Timo Markert; Elias Hoerner; Sebastian Matich; Andreas Theissler; Martin Atzmueller
In: 2023 International Conference on Machine Learning and Applications (ICMLA). International Conference on Machine Learning and Applications (ICMLA), Pages 1045-1051, IEEE, 2023.


The automatic execution of contact-rich assembly tasks such as peg-in-hole insertion still remains a challenge in industrial manufacturing automation.

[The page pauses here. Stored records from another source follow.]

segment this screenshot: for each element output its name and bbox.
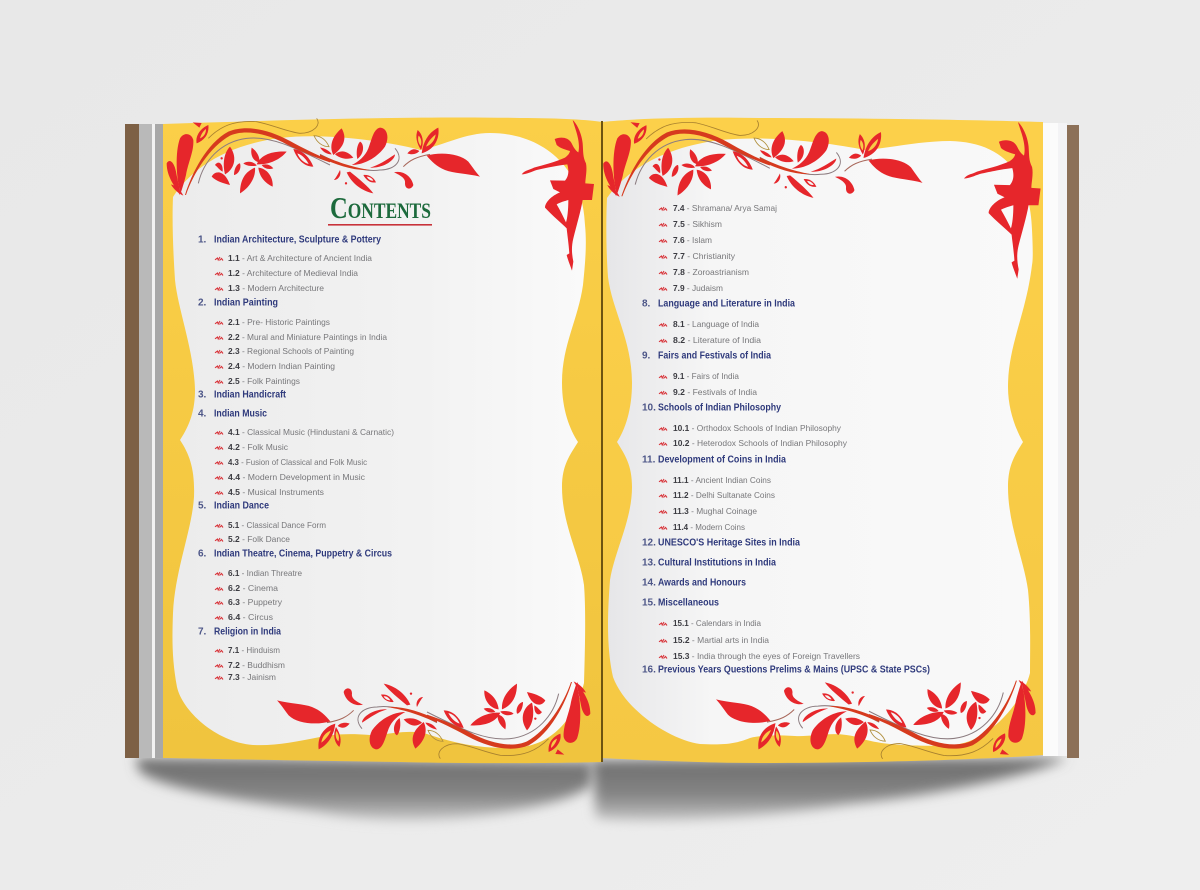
section 16: 16.: [642, 664, 656, 676]
floral ornament: right page top: [603, 118, 924, 202]
section 8: 8.: [642, 298, 651, 310]
section 4: 4.1 - Classical Music (Hindustani & Carnatic): [228, 427, 394, 437]
section 13: 13.: [642, 558, 656, 568]
floral ornament: left page bottom: [277, 681, 590, 759]
section 10: 10.2 - Heterodox Schools of Indian Philosophy: [673, 438, 848, 448]
section 5: 5.: [198, 500, 207, 512]
section 7 continued: 7.5 - Sikhism: [673, 219, 722, 229]
section 2: 2.3 - Regional Schools of Painting: [228, 346, 354, 356]
right cover edge and page stack: [1043, 123, 1079, 758]
section 4: [198, 408, 394, 497]
section 7: 7.: [198, 626, 207, 638]
section 3: Indian Handicraft: [214, 390, 287, 400]
spine: [601, 121, 603, 762]
section 14: Awards and Honours: [658, 578, 746, 588]
section 10: 10.1 - Orthodox Schools of Indian Philosophy: [673, 423, 842, 433]
section 16: Previous Years Questions Prelims & Mains (UPSC & State PSCs): [658, 664, 930, 676]
section 7: 7.2 - Buddhism: [228, 660, 285, 670]
section 6: 6.4 - Circus: [228, 612, 273, 622]
section 9: Fairs and Festivals of India: [658, 350, 771, 362]
section 6: 6.: [198, 548, 207, 560]
section 3: 3.: [198, 390, 207, 400]
section 6: 6.2 - Cinema: [228, 583, 278, 593]
section 4: 4.3 - Fusion of Classical and Folk Music: [228, 457, 368, 467]
dancer silhouette: left page: [522, 120, 594, 271]
section 4: 4.5 - Musical Instruments: [228, 487, 324, 497]
section 7 continued: 7.8 - Zoroastrianism: [673, 267, 749, 277]
left cover edge and page stack: [125, 124, 164, 758]
section 8: Language and Literature in India: [658, 298, 795, 310]
section 15: 15.: [642, 598, 656, 608]
section 12: 12.: [642, 538, 656, 548]
section 9: 9.1 - Fairs of India: [673, 371, 739, 381]
section 6: 6.1 - Indian Threatre: [228, 568, 302, 578]
section 11: Development of Coins in India: [658, 454, 786, 466]
section 15: 15.2 - Martial arts in India: [673, 635, 769, 645]
floral ornament: left page top: [167, 118, 480, 196]
book shadow: right page: [592, 758, 1067, 820]
section 6: 6.3 - Puppetry: [228, 597, 283, 607]
section 7: 7.1 - Hinduism: [228, 645, 280, 655]
section 7: [198, 626, 285, 682]
section 14: 14.: [642, 578, 656, 588]
section 7 continued: 7.6 - Islam: [673, 235, 712, 245]
section 7 continued: 7.4 - Shramana/ Arya Samaj: [673, 203, 777, 213]
section 1: Indian Architecture, Sculpture & Pottery: [214, 234, 381, 246]
section 6: [198, 548, 392, 622]
section 1: 1.1 - Art & Architecture of Ancient India: [228, 253, 372, 263]
title: Contents: [330, 190, 431, 225]
section 6: Indian Theatre, Cinema, Puppetry & Circus: [214, 548, 392, 560]
section 2: Indian Painting: [214, 298, 278, 308]
section 2: [198, 298, 387, 386]
section 2: 2.4 - Modern Indian Painting: [228, 361, 335, 371]
section 4: 4.4 - Modern Development in Music: [228, 472, 366, 482]
section 1: [198, 234, 381, 293]
left page white panel: [172, 133, 586, 748]
section 9: 9.: [642, 350, 651, 362]
section 1: 1.3 - Modern Architecture: [228, 283, 324, 293]
section 9: [642, 350, 771, 397]
section 15: 15.3 - India through the eyes of Foreign Travellers: [673, 651, 860, 661]
section 7 continued: [659, 203, 777, 293]
section 5: 5.2 - Folk Dance: [228, 534, 290, 544]
section 11: 11.3 - Mughal Coinage: [673, 506, 757, 516]
left page yellow: [163, 117, 602, 763]
section 7: Religion in India: [214, 626, 281, 638]
section 11: 11.4 - Modern Coins: [673, 522, 745, 532]
section 8: 8.2 - Literature of India: [673, 335, 761, 345]
section 4: 4.2 - Folk Music: [228, 442, 289, 452]
section 2: 2.: [198, 298, 207, 308]
section 2: 2.1 - Pre- Historic Paintings: [228, 317, 330, 327]
section 2: 2.5 - Folk Paintings: [228, 376, 300, 386]
section 15: 15.1 - Calendars in India: [673, 618, 761, 628]
right page white panel: [606, 138, 1033, 746]
section 15: Miscellaneous: [658, 598, 719, 608]
section 2: 2.2 - Mural and Miniature Paintings in India: [228, 332, 387, 342]
section 8: 8.1 - Language of India: [673, 319, 759, 329]
book shadow: left page: [135, 758, 592, 820]
floral ornament: right page bottom: [716, 680, 1036, 759]
section 1: 1.2 - Architecture of Medieval India: [228, 268, 358, 278]
section 5: Indian Dance: [214, 500, 269, 512]
section 9: 9.2 - Festivals of India: [673, 387, 757, 397]
section 5: [198, 500, 326, 544]
section 7: 7.3 - Jainism: [228, 672, 276, 682]
section 8: [642, 298, 795, 345]
section 15: [642, 598, 860, 661]
section 7 continued: 7.9 - Judaism: [673, 283, 723, 293]
section 12: UNESCO'S Heritage Sites in India: [658, 538, 800, 548]
dancer silhouette: right page: [964, 122, 1041, 279]
section 1: 1.: [198, 234, 207, 246]
section 11: 11.2 - Delhi Sultanate Coins: [673, 490, 775, 500]
section 10: 10.: [642, 402, 656, 414]
section 10: [642, 402, 848, 448]
section 4: 4.: [198, 408, 207, 420]
section 11: 11.1 - Ancient Indian Coins: [673, 475, 771, 485]
section 10: Schools of Indian Philosophy: [658, 402, 781, 414]
section 11: 11.: [642, 454, 656, 466]
section 4: Indian Music: [214, 408, 267, 420]
right page yellow: [602, 118, 1043, 763]
section 7 continued: 7.7 - Christianity: [673, 251, 736, 261]
section 5: 5.1 - Classical Dance Form: [228, 520, 326, 530]
section 13: Cultural Institutions in India: [658, 558, 776, 568]
section 11: [642, 454, 786, 532]
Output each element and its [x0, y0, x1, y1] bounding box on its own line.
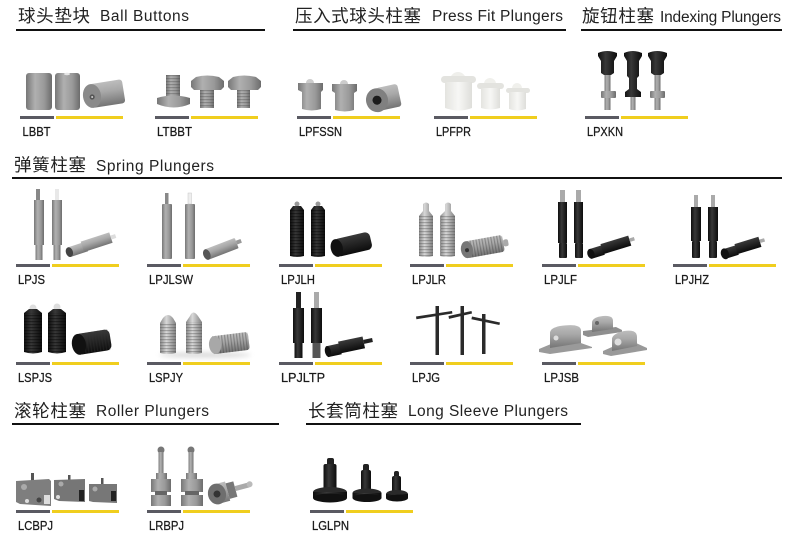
product: LPJLH: [279, 202, 382, 287]
product: LPFSSN: [297, 79, 402, 139]
heading: Press Fit Plungers: 压入式球头柱塞: [295, 6, 421, 26]
heading: Ball Buttons: 球头垫块: [18, 6, 90, 26]
heading: Indexing Plungers: Indexing Plungers: [660, 9, 781, 26]
product: LPJLSW: [147, 193, 250, 287]
heading: Long Sleeve Plungers: Long Sleeve Plungers: [408, 403, 568, 420]
heading: Roller Plungers: 滚轮柱塞: [14, 401, 86, 421]
heading: Roller Plungers: [12, 401, 279, 425]
heading: Spring Plungers: 弹簧柱塞: [14, 155, 86, 175]
section: Indexing Plungers: [581, 6, 782, 139]
product: LPXKN: LPXKN: [587, 125, 623, 139]
product: LPJLR: LPJLR: [412, 273, 446, 287]
product: LPJLTP: LPJLTP: [281, 371, 325, 385]
product: LSPJY: LSPJY: [149, 371, 184, 385]
product: LPJSB: LPJSB: [544, 371, 579, 385]
product: LSPJY: [147, 312, 251, 385]
product: LPJG: [410, 306, 513, 385]
heading: Press Fit Plungers: Press Fit Plungers: [432, 8, 563, 25]
section: Press Fit Plungers: [293, 6, 566, 139]
section: Long Sleeve Plungers: [306, 401, 581, 533]
product: LPJHZ: LPJHZ: [675, 273, 709, 287]
section: Spring Plungers: [12, 155, 782, 385]
heading: Spring Plungers: Spring Plungers: [96, 158, 214, 175]
product: LCBPJ: [16, 473, 119, 533]
heading: Indexing Plungers: [581, 6, 782, 31]
heading: Roller Plungers: Roller Plungers: [96, 403, 209, 420]
heading: Ball Buttons: [16, 6, 265, 31]
product: LPJS: [16, 189, 119, 287]
product: LPJLH: LPJLH: [281, 273, 315, 287]
heading: Indexing Plungers: 旋钮柱塞: [582, 6, 654, 26]
product: LSPJS: [16, 304, 119, 385]
heading: Long Sleeve Plungers: 长套筒柱塞: [308, 401, 398, 421]
product: LPJLF: [542, 190, 645, 287]
heading: Press Fit Plungers: [293, 6, 566, 31]
product: LRBPJ: LRBPJ: [149, 519, 184, 533]
product: LPJLTP: [279, 292, 382, 385]
product: LGLPN: [310, 458, 413, 533]
product: LBBT: LBBT: [22, 125, 51, 139]
product: LPJS: LPJS: [18, 273, 45, 287]
product: LPFPR: [434, 72, 537, 139]
product: LPXKN: [585, 51, 688, 139]
product: LPFPR: LPFPR: [436, 125, 471, 139]
heading: Spring Plungers: [12, 155, 782, 179]
product: LTBBT: LTBBT: [157, 125, 192, 139]
product: LPJSB: [539, 316, 647, 385]
product: LSPJS: LSPJS: [18, 371, 52, 385]
section: Ball Buttons: [16, 6, 265, 139]
heading: Long Sleeve Plungers: [306, 401, 581, 425]
product: LRBPJ: [147, 446, 255, 533]
product: LTBBT: [155, 75, 261, 139]
product: LPFSSN: LPFSSN: [299, 125, 342, 139]
product: LPJHZ: [673, 195, 776, 287]
product: LBBT: [20, 73, 125, 139]
product: LGLPN: LGLPN: [312, 519, 349, 533]
product: LPJLSW: LPJLSW: [149, 273, 193, 287]
section: Roller Plungers: [12, 401, 279, 533]
heading: Ball Buttons: Ball Buttons: [100, 8, 189, 25]
product: LPJLR: [410, 202, 513, 287]
product: LCBPJ: LCBPJ: [18, 519, 53, 533]
product: LPJLF: LPJLF: [544, 273, 577, 287]
product: LPJG: LPJG: [412, 371, 440, 385]
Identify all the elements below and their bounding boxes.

Deep reinforcement learning (RL) enables agents to learn complex robotic skills, but requires extensive data collection and relatively long execution times when trained online on the physical hardware. In this paper, a robotic setup and RL implementation are presented, which can learn how to successfully perform the peg-in-hole insertion task. The state vector for our force-based learning approach only consists of force/torque (F/T) signals from the robot tooltip without using any position information. We introduce a deep Q-learning (DQN) framework adapted to the task at hand and gather a training data set with a total of 984 peg insertion attempts and 7,884 experiences on the physical setup. Based on this, we apply an offline learning process to improve efficiency by training a large number of policies with different parameter configurations in short time. Finally, the best model configurations are deployed and evaluated on the physical setup reaching a 100% success rate for the insertion task with 0.2 mm clearance.